If you want books on Christian leadership, John Maxwell is flooding the market with good writing. For me the best of them all, an older book, is still Oswald Sanders’ little classic, Spiritual Leadership.
If you want a very deep but slow read on the life and teachings of Jesus, I would recommend The Divine Conspiracy by Dallas Willard. If you want one classic on prayer, then get Richard Foster’s volume Prayer. And if you want to be even more adventurous, then get into the world of CS Lewis. Children particularly should be introduced to his children’s books, especially The Chronicles of Narnia.
Out of our own AE family I could recommend Stephen Lungu’s book Out of the Black Shadows as well as Festo Kivengere’s I Love Idi Amin. Trevor Hudson is a marvellous South African devotional writer.

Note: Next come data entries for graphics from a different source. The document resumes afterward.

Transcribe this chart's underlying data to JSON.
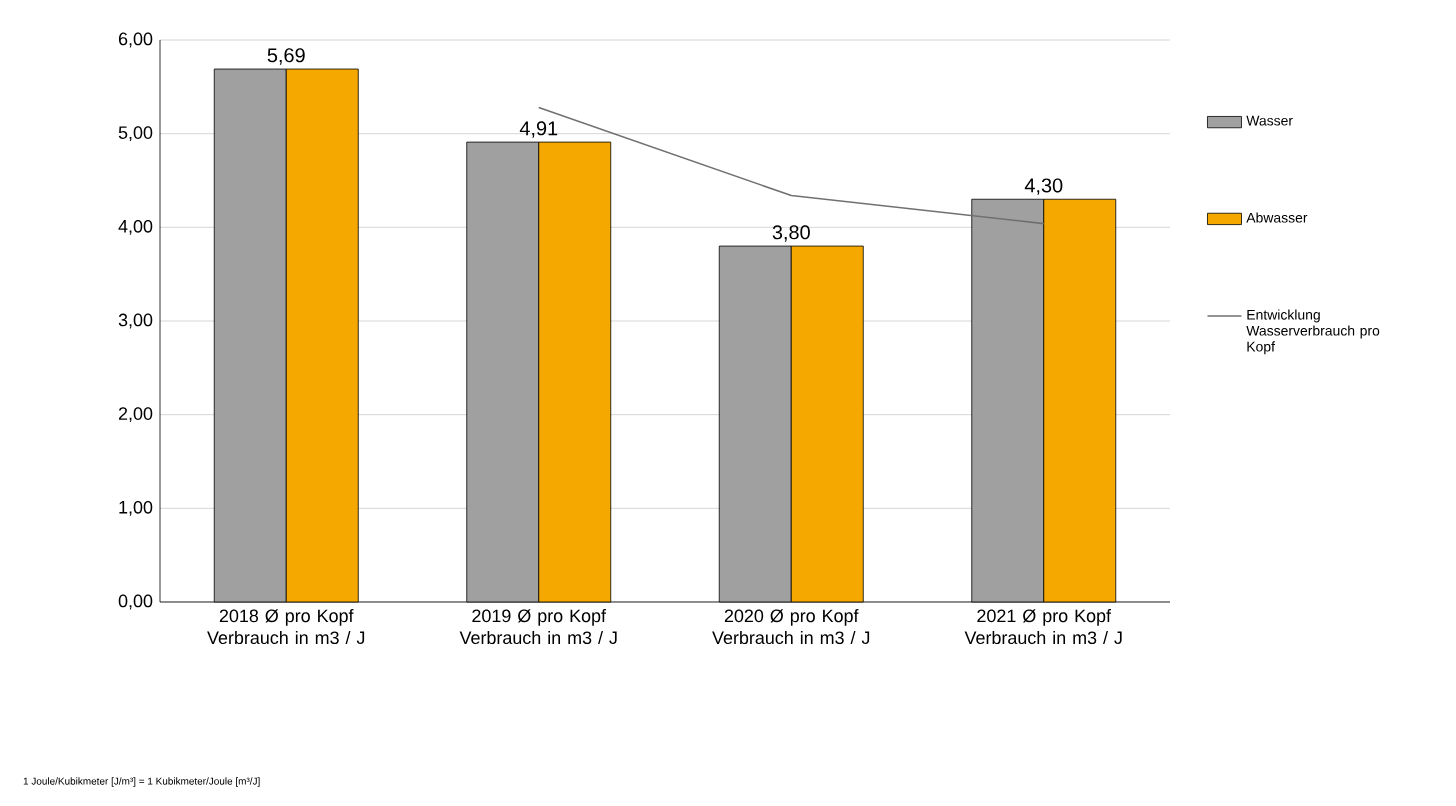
{
  "chart_data": {
    "type": "bar",
    "categories": [
      "2018 Ø pro Kopf Verbrauch in m3 / J",
      "2019 Ø pro Kopf Verbrauch in m3 / J",
      "2020 Ø pro Kopf Verbrauch in m3 / J",
      "2021 Ø pro Kopf Verbrauch in m3 / J"
    ],
    "series": [
      {
        "name": "Wasser",
        "color": "#a0a0a0",
        "values": [
          5.69,
          4.91,
          3.8,
          4.3
        ],
        "value_labels": [
          "5,69",
          "4,91",
          "3,80",
          "4,30"
        ]
      },
      {
        "name": "Abwasser",
        "color": "#f5a800",
        "values": [
          5.69,
          4.91,
          3.8,
          4.3
        ]
      },
      {
        "name": "Entwicklung Wasserverbrauch pro Kopf",
        "type": "line",
        "color": "#707070",
        "values": [
          null,
          5.28,
          4.34,
          4.04
        ]
      }
    ],
    "ylim": [
      0,
      6
    ],
    "yticks": [
      {
        "value": 0,
        "label": "0,00"
      },
      {
        "value": 1,
        "label": "1,00"
      },
      {
        "value": 2,
        "label": "2,00"
      },
      {
        "value": 3,
        "label": "3,00"
      },
      {
        "value": 4,
        "label": "4,00"
      },
      {
        "value": 5,
        "label": "5,00"
      },
      {
        "value": 6,
        "label": "6,00"
      }
    ],
    "grid": "y",
    "legend": "right",
    "annotations": [
      "1 Joule/Kubikmeter [J/m³] = 1 Kubikmeter/Joule [m³/J]"
    ]
  }
}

As Christians, I believe we also need to be readers of our daily newspaper or a good news magazine. By doing this, we can learn to see new ways that our reading of the Bible and Christian books can interact with, and speak to, the events and happenings of the wider world.
Billy Graham always said that, in preparing to preach, he wanted to have the Bible in one hand and the daily newspaper in the other. The Bible, and our Christian faith, have good answers for the daily goings-on in our world.
Short biographies, of both secular people and Christian leaders, even an occasional thriller or romance (maybe even a true love story) can add richness to our reading diet.
By the way, don’t forget that even if it is difficult or expensive to buy books, you can always borrow them, providing one promises to return them! To a friend who once visited Mark Twain, the great writer explained the clutter of books in his library by saying: “You see, I can’t borrow shelves too!”